Sunday, October 11, 2009

How Now Peace in Afghanistan?

how [are] the truly self-sacrificing professionals who are attempting to create a sound American policy on Afghanistan . . . going to experience this[?] “Hmm, can a president who just won the left's great peace prize decide to increase American troop strength and presence in a foreign war?”

--Peggy Noonan, 10.10.09


We struggle to get Afghanistan right. Do we follow the path of “peace through strength,” allowing the military to prevail the way they did in Iraq after the surge, as they did in Kosovo, in the Gulf War (1991), and as they might have in Vietnam, as Lewis Sorley argued in his book A Better War: The Unexamined Victories and Final Tragedy of America’s Last Years in Vietnam, had the opposition at home not blocked their efforts?

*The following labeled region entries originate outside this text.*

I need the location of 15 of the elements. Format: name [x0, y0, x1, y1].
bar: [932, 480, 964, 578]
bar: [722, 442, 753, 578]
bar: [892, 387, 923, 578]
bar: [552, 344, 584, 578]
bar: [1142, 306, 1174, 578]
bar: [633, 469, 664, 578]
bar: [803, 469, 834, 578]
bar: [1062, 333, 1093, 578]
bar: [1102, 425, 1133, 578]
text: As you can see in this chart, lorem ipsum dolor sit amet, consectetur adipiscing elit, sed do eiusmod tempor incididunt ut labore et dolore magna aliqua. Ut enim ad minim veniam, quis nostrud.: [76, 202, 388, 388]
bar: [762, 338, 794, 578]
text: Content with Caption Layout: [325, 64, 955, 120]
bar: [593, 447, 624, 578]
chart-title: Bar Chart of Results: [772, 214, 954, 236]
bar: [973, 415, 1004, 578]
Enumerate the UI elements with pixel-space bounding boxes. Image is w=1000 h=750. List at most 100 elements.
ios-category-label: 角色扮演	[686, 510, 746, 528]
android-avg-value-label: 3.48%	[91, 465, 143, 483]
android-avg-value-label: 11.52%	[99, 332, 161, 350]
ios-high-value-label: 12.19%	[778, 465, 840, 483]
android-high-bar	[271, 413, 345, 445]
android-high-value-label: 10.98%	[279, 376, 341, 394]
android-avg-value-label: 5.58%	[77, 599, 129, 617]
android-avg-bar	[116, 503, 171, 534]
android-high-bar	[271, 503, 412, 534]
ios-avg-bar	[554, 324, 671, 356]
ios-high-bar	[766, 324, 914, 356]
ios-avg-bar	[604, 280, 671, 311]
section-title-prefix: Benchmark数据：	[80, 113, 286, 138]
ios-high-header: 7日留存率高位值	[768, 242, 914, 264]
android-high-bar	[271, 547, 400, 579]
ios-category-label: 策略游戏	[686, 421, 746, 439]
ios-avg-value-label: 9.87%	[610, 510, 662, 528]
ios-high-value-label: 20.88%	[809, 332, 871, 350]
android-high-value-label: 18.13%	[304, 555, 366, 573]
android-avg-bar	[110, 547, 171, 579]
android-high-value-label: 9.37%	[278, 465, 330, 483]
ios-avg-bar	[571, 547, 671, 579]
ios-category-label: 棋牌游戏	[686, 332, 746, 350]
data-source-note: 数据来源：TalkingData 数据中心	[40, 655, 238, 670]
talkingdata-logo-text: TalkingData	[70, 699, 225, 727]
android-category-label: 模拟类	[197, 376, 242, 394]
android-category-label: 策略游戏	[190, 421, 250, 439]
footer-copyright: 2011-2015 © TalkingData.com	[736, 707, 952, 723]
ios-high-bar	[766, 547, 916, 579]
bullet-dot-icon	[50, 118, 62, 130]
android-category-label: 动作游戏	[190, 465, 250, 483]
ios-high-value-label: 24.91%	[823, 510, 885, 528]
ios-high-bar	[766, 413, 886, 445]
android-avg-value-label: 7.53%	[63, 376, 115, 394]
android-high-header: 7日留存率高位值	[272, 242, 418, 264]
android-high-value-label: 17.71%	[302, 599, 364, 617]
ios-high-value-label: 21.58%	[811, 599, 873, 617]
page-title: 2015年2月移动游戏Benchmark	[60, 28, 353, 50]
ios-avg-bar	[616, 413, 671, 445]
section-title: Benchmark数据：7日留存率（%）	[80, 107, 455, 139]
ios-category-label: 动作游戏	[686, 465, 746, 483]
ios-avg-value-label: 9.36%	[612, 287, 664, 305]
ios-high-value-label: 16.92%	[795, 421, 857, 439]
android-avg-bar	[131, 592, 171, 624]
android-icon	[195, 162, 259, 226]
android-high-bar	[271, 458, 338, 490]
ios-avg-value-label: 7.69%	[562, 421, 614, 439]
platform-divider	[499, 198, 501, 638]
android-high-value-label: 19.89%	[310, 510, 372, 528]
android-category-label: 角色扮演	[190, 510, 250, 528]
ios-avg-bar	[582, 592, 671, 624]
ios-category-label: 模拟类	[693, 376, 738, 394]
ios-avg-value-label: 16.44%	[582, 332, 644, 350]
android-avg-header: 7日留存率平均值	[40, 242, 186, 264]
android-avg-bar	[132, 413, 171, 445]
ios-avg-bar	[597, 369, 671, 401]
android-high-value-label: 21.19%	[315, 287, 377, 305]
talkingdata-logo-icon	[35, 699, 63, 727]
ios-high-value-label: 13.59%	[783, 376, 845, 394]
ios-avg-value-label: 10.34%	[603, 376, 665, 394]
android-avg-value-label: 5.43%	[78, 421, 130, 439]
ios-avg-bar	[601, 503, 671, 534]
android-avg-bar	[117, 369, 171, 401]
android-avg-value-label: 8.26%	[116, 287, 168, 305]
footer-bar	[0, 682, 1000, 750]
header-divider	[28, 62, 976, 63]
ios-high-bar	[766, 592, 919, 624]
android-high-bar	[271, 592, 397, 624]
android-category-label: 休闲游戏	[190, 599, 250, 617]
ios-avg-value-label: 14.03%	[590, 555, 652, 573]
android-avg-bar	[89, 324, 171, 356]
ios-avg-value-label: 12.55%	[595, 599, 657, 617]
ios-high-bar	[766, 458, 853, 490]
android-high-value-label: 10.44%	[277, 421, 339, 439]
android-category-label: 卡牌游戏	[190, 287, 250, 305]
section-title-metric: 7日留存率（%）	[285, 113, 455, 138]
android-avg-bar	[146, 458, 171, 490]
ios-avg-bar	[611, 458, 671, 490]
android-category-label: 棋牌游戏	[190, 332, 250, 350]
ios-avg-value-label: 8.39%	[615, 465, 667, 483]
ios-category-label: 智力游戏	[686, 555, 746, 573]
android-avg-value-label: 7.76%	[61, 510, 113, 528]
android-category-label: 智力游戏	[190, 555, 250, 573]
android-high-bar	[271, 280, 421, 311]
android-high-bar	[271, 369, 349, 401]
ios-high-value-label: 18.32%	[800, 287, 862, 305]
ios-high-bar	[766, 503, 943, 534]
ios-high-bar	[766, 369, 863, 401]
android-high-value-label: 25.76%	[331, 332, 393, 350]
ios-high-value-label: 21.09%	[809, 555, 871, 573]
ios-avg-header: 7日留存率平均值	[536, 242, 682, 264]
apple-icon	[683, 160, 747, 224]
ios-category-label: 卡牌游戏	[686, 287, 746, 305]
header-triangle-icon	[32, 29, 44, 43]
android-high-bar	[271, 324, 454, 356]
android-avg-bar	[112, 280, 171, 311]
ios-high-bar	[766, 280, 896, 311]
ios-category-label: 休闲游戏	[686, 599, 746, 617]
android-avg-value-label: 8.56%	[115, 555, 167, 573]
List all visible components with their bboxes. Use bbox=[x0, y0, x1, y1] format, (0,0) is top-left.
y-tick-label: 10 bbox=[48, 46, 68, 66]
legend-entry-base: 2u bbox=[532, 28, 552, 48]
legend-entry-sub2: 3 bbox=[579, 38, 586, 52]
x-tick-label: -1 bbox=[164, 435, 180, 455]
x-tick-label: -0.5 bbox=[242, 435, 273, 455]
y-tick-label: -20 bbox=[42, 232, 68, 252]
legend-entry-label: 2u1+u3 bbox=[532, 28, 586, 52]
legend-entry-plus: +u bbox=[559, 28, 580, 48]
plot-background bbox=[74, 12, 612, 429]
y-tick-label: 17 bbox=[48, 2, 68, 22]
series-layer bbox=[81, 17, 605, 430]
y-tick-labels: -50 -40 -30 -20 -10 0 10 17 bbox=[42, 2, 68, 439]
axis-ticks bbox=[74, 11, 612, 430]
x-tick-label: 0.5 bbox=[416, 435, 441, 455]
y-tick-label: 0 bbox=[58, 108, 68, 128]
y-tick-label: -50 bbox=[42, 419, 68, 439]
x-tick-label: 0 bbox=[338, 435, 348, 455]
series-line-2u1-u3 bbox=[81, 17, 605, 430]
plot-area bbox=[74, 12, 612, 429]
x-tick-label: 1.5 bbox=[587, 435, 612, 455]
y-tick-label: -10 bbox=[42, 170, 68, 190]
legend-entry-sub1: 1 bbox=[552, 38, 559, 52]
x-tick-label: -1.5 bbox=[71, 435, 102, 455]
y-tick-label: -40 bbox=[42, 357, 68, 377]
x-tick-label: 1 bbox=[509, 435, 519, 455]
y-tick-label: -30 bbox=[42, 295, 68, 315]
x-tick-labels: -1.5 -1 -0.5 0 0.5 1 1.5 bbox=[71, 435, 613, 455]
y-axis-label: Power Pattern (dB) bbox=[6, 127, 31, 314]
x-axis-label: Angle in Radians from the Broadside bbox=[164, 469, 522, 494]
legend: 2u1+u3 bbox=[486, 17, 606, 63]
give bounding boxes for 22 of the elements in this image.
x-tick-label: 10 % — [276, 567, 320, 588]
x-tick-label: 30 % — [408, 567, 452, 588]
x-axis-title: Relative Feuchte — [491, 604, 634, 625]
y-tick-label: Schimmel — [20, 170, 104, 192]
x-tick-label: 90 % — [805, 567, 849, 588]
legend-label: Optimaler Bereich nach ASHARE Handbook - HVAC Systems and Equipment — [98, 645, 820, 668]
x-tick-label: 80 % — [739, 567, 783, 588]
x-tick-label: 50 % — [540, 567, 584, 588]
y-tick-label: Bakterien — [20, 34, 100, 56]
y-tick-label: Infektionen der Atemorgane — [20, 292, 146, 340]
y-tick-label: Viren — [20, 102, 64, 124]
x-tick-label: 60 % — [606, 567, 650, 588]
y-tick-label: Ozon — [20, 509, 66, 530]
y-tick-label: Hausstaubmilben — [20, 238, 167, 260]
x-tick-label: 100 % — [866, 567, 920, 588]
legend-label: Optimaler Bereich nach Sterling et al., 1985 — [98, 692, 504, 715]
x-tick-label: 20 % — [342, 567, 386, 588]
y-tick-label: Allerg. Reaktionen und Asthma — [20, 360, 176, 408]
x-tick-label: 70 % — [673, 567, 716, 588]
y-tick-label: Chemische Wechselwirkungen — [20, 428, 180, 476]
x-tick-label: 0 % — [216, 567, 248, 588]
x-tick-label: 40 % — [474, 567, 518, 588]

Sorley’s 1999 book about Vietnam is must reading for military brass in the aftermath of the Iraq surge’s success—it shows counterinsurgency can work. But the White House political powers, including Vice President Biden, Chief of Staff Rahm Emanuel, and the President himself, are reading a different book about Vietnam, Lessons in Disaster, Gordon Goldstein’s 2008 study of National Security Advisor McGeorge Bundy and decision-making in the Kennedy and Johnson White Houses. As Goldstein’s title suggests, the book is about how bright men can make dumb decisions, especially when relying on military power. Obama, as we have said, doesn’t want to be another Johnson, Obama is president, and so Goldstein should win any “battle of the books” with Sorley.

Now does the Peace Prize make it even more likely Obama will overturn his generals’ advice and go for less—the same underfed force in Afghanistan that Bush and Rumsfeld’s “small footprint” unsuccessfully provided Iraq in 2003-06? What is this White House line about the Taliban not being al Qaeda, meaning we don’t have to defeat the Taliban, because they are Afghanistan nationalists, just as the enemy Kennedy-Johnson fought in the 1960s were Vietnamese nationalists? Take on al Qaeda in Pakistan with its worldwide ambitions, but ease off the Taliban, who are only local nationalists? Does this make sense, when the Taliban and al Qaeda, defined by their mutually militant Islamic practices, have worked together so closely over two decades?

What about Holbrooke [picture, top figure], the foreign policy dog fighter Obama has made responsible for Afghanistan and Pakistan? Is Holbrooke comfortable with this emerging strategy of downgrading the war against the Taliban, in the belief that we can just go after al Qaeda in Pakistan?

George Packer has a fantastic, detailed New Yorker profile of Holbrooke and his views. I find Packer’s article reassuring. Holbrooke wants to prevail over al Qaeda, Holbrooke knows how closely linked the Taliban is to al Qaeda, Holbrooke still believes in the “win their hearts and minds” counterinsurgency strategy we were unable to implement successfully in Vietnam but did in Iraq, and Holbrooke is the consummate bureaucratic infighter, especially skilled at winning in liberal Democratic administrations.

Obama still may go wobbly on Afghanistan-Pakistan, especially in the aftermath of his Peace Prize. But with Holbrooke, we have the best chance of being able to continue the fight that has real peace as its final goal.

2 comments:

Derek said...

Hi Dad,

Yes! Obviously, the way to get peace in Afghanistan is to send more troops and wage war more aggressively.

It is partly because Obama is disinclined to accept this sort of facile reasoning, no matter how "muscularly" argued, that he has become the world's greatest hope for peace.

Aloha,
Derek

Galen Fox said...

Thank you for your comment.

Actually, as one observer noted, more troops lead to less killing, because by providing greater security, troops reduce the opportunity for violence. Would you fight crime by reducing the size of your local police force? No, you would not, though you would also want to provide jobs and better schools.

As for "wag[ing] war more aggressively," no. The point of counterinsurgency is to protect and win over the local population, which means less concentration on aggressive warfare, more attention to building up local infrastructure and helping people.

Unfortunately, counterinsurgency costs money; resources many would prefer to keep at home. I think the real issue is whether or not we view defeating al Qaeda as vital to our national security. If we do, we should probably accept the need to deny al Qaeda a base in Afghanistan, and commit the resources needed to achieve that objective.

Our ultimate objective is peace, though Norwegian Nobelists may not see it that way.